The code is as below:
n = 20
x1 = sample(0:100,n,replace = TRUE)
x2 = sample(0:100,n,replace = TRUE)
x3 = sample(0:100,n,replace = TRUE)
index = (x1+x2+x3)>100
G=(x1+x2)>20
while(sum(index)>0&&sum(G)>0){
x1[index&&G] = sample(0:100,n,replace = TRUE)
x2[index&&G] = sample(0:100,n,replace = TRUE)
x3[index&&G] = sample(0:100,n,replace = TRUE)
index =(x1+x2+x3)>100
G=(x1+x2)>20
}
x4=rep(100,n)-x1-x2-x3
df <- data.frame(x1,x2,x3,x4)
Thanks in advance.
Here is an unbiased way to pick k numbers in the range 0:n which sum to n. It is based on the stars and bars encoding:
#picks k random numbers in range 0:n which sum to n:
pick <- function(k,n){
m <- n + k - 1 #number of stars and bars
bars <- sort(sample(1:m,k-1)) #positions of the bars
c(bars,m+1)-c(0,bars)-1
}
This generates a single example, returning a vector. As @Guillaume Devailly observes in their answer, most of the samples will satisfy the additional constraint on the sum of the first 2 numbers, so you can just filter out those that don't.

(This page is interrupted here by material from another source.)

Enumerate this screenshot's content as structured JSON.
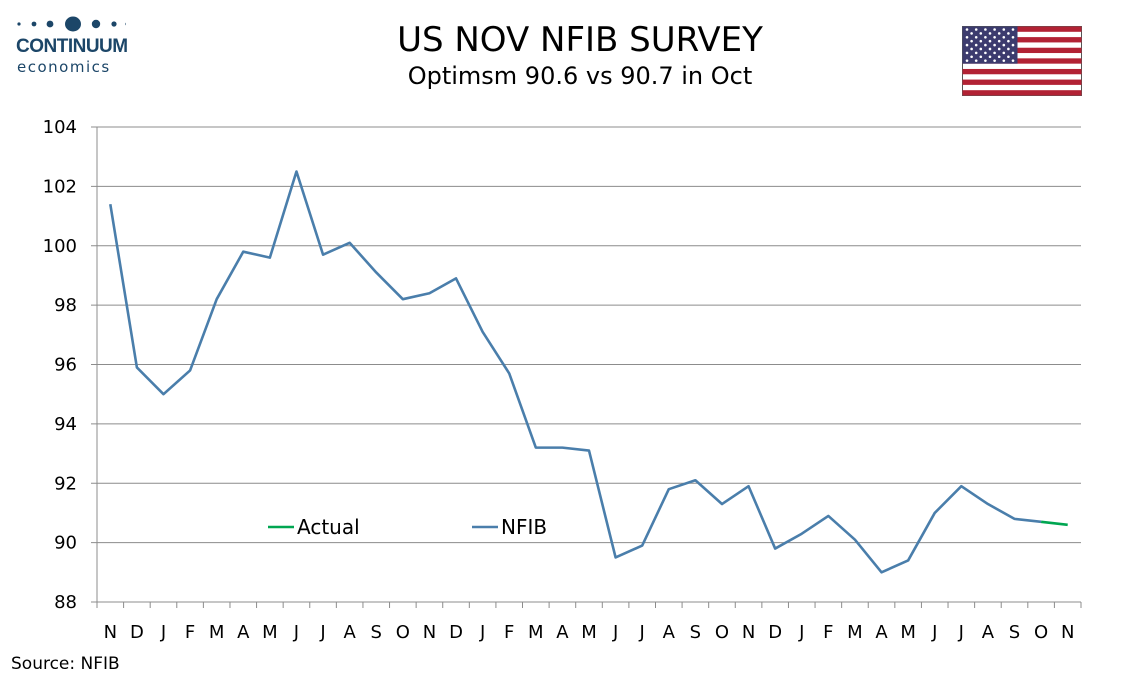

Note that if you want 4 numbers in the range 1:100 which sum to 100 you could just use 1 + pick(4,96)
.
To enforce the constraint on the first two numbers:
pick.sample <- function(){
while(TRUE){
x <- pick(4,100)
if(sum(x[1:2]) >20) return(x)
}
}
Then
df <- data.frame(t(replicate(10000,pick.sample())))
will create a 10,000 row dataframe where each row is a sample which satisfies the constraints.